Engels: Herr Ratzel, Sie haben es angesprochen: Die Aufgabe von Europol besteht vor allen Dingen darin, zu koordinieren, Informationen auszutauschen. Haben Sie da auch schlechte Erfahrungen gemacht, sträuben sich einige Mitgliedsstaaten, einige Behörden, Kompetenzen und Informationen abzugeben?
Ratzel: Ich würde nicht von schlechten Erfahrungen sprechen, sondern wir haben sehr gute Erfahrungen gemacht. Und manche Staaten und manche Mitarbeiter in manchen Staaten sind noch nicht hinreichend sensibilisiert. Sie kennen die Produkte und die Serviceleistungen von Europol noch nicht in dem Maße, sodass sie die abrufen konnten. Insoweit würde ich die guten Erfahrungen als gutes Beispiel nehmen und den anderen die Ermunterung geben, sich an diesen guten Beispielen zu orientieren.
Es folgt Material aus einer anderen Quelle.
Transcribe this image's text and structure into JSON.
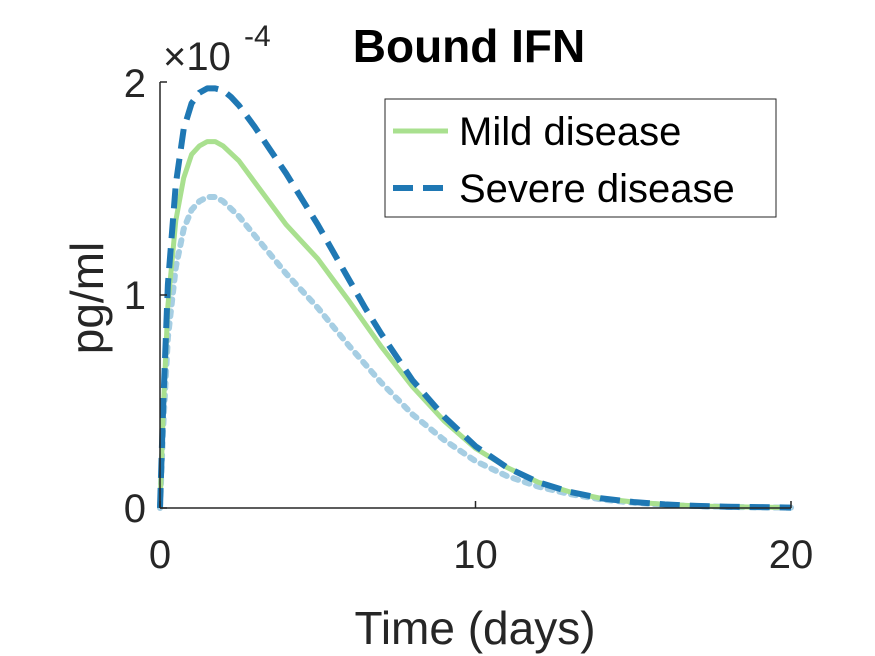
{
  "chart_data": {
    "type": "line",
    "title": "Bound IFN",
    "xlabel": "Time (days)",
    "ylabel": "pg/ml",
    "xlim": [
      0,
      20
    ],
    "ylim": [
      0,
      0.0002
    ],
    "x_ticks": [
      "0",
      "10",
      "20"
    ],
    "y_ticks": [
      "0",
      "1",
      "2"
    ],
    "y_exponent_base": "×10",
    "y_exponent_power": "-4",
    "grid": false,
    "legend_position": "top-right",
    "series": [
      {
        "name": "Mild disease",
        "color": "#a9e08f",
        "style": "solid",
        "x": [
          0,
          0.1,
          0.25,
          0.5,
          0.75,
          1.0,
          1.25,
          1.5,
          1.75,
          2.0,
          2.5,
          3,
          3.5,
          4,
          4.5,
          5,
          5.5,
          6,
          7,
          8,
          9,
          10,
          11,
          12,
          13,
          14,
          15,
          16,
          17,
          18,
          19,
          20
        ],
        "values": [
          0,
          4.5e-05,
          9.5e-05,
          0.000135,
          0.000155,
          0.000166,
          0.00017,
          0.000172,
          0.000172,
          0.00017,
          0.000163,
          0.000153,
          0.000143,
          0.000133,
          0.000125,
          0.000117,
          0.000107,
          9.7e-05,
          7.6e-05,
          5.7e-05,
          4.1e-05,
          2.8e-05,
          1.9e-05,
          1.2e-05,
          7.5e-06,
          4.5e-06,
          2.8e-06,
          1.7e-06,
          1e-06,
          6e-07,
          4e-07,
          2e-07
        ]
      },
      {
        "name": "Severe disease",
        "color": "#1f78b4",
        "style": "dashed",
        "x": [
          0,
          0.1,
          0.25,
          0.5,
          0.75,
          1.0,
          1.25,
          1.5,
          1.75,
          2.0,
          2.25,
          2.5,
          3,
          3.5,
          4,
          4.5,
          5,
          5.5,
          6,
          6.5,
          7,
          8,
          9,
          10,
          11,
          12,
          13,
          14,
          15,
          16,
          17,
          18,
          19,
          20
        ],
        "values": [
          0,
          4.8e-05,
          0.000105,
          0.000152,
          0.000178,
          0.00019,
          0.000195,
          0.000197,
          0.000197,
          0.000196,
          0.000193,
          0.000189,
          0.000179,
          0.000168,
          0.000157,
          0.000145,
          0.000133,
          0.00012,
          0.000107,
          9.4e-05,
          8.2e-05,
          6e-05,
          4.3e-05,
          2.9e-05,
          1.9e-05,
          1.2e-05,
          7.5e-06,
          4.5e-06,
          2.8e-06,
          1.7e-06,
          1e-06,
          6e-07,
          4e-07,
          2e-07
        ]
      },
      {
        "color": "#a6cee3",
        "style": "dotted",
        "x": [
          0,
          0.1,
          0.25,
          0.5,
          0.75,
          1.0,
          1.25,
          1.5,
          1.75,
          2.0,
          2.5,
          3,
          3.5,
          4,
          4.5,
          5,
          5.5,
          6,
          7,
          8,
          9,
          10,
          11,
          12,
          13,
          14,
          15,
          16,
          17,
          18,
          19,
          20
        ],
        "values": [
          0,
          3.8e-05,
          8e-05,
          0.000113,
          0.000131,
          0.00014,
          0.000144,
          0.000146,
          0.000146,
          0.000144,
          0.000137,
          0.000128,
          0.000119,
          0.00011,
          0.000102,
          9.4e-05,
          8.5e-05,
          7.6e-05,
          5.9e-05,
          4.4e-05,
          3.2e-05,
          2.2e-05,
          1.5e-05,
          1e-05,
          6.5e-06,
          4e-06,
          2.5e-06,
          1.5e-06,
          9e-07,
          5e-07,
          3e-07,
          2e-07
        ]
      }
    ]
  }
}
Engels: Ein Bereich ist die grenzüberschreitende Kriminalität, Sie haben es angesprochen. Ein anderer Bereich, den Europol bearbeitet, ist der islamistische Terror. 2007 haben Sie mit Blick auf diese Bedrohung gesagt, es sei nicht die Frage, ob es Anschlagsversuche geben werde, es sei nur die Frage, wann und wo. Gilt dieser Satz heute noch genauso?
Ratzel: Dieser Satz gilt heute leider uneingeschränkt weiter. Wir haben nach wie vor eine Reihe von Indikatoren für andauernde Anschlagsplanungen, sind aber gemeinsam mit den Mitgliedsstaaten sehr wohl gewappnet, diesen Indikatoren früh genug nachzugehen. Und in einer Reihe von Fällen waren wir erfolgreich, insbesondere in den Mitgliedsstaaten, Anschlagsplanungen bereits sehr frühzeitig zu unterbinden.
Engels: Haben Sie da ein Beispiel?
Ratzel: Darüber möchte ich im Moment nicht sprechen, weil da sind viele Dinge, die noch in operativen Phasen sind.
Engels: Haben Sie denn mittlerweile als Europol-Behörde mehr Möglichkeiten, das Wann und das Wo solcher Anschlagspläne besser einzugrenzen?
Ratzel: Die konkrete Eingrenzung des Wann und des Wo obliegt weiterhin in den Mitgliedsstaaten. Unsere Aufgabe ist es, die Vernetzung der Informationen herbeizuführen, und da waren wir sehr erfolgreich. Wir haben beispielsweise in einem Fall einer Bombenbriefkette, die versandt worden ist, allerdings nicht im Bereich des islamistischen Terrorismus, Mitgliedsstaaten sehr früh zu unterstützen. In diesem konkreten Fall konnten sie die Versendung weiterer Bomben und auch die Herstellung weiterer Briefbomben unterbinden.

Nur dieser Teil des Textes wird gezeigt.